I'm currently studying for the amateur radio exam and I've come across a question which, in theory, should be simple but it entirely eludes me.
In short:
If the potentiometer is 10KOhm what value should R3 be for Vout to be 1% of Vin at the POTs minimum setting.
(R1 and R2 are supplementing a POT to help me think it through)
I understand the potential divider equation, but it's the ratio that confuses me. Or more precisely how to apply that ratio to let R3 be of a sufficient value to make sure "minimum".
So my thinking started as follows:
According to my reading if R2 is an order of magnitude higher than R1, Vin = Vout. OK great, adding to R3 shouldn't make a difference.
Conversely if R2 is smaller, the voltage will be smaller – Great
At minimum, the POT is effectively 10K. which means Vout = VIn. I presumed R1 would be 10K, whilst R2 would be 10K – I'm guessing this is wrong.
I tried flipping it over, but the same problem.

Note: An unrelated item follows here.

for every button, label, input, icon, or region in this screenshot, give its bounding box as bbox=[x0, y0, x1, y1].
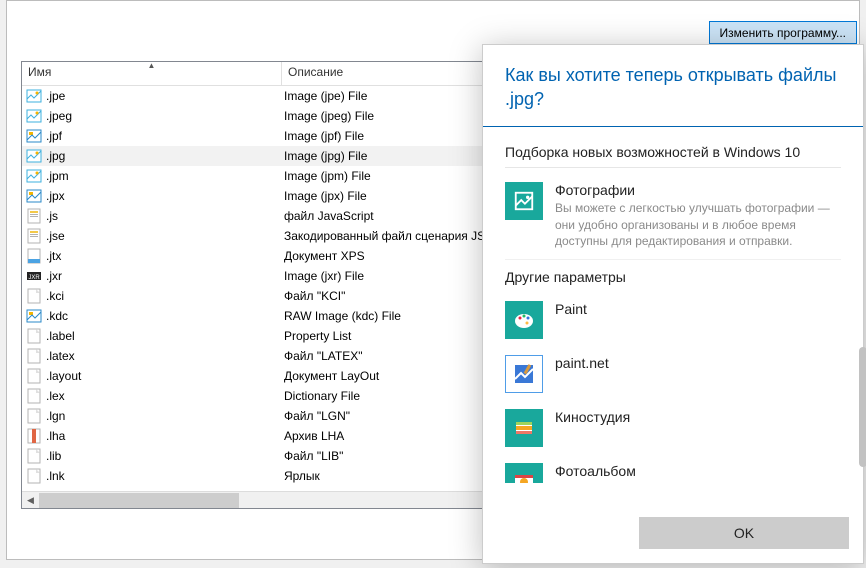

What's my glaring mistake – is there somewhere that'll teach me to fish as it were
[edit] Big thanks to everyone. I'll leave this question intact as the answers are correct. However, my question is in the comments (oops)
Best Answer
If the pot is at its minimum setting then R2 will effectively be 0 and R1 will be 10kohm. This means:
\$ {R_3 \over (10k\Omega+R_3)} = 0.01 \$
Solving for R3 we get 100ohm (normalized for E24).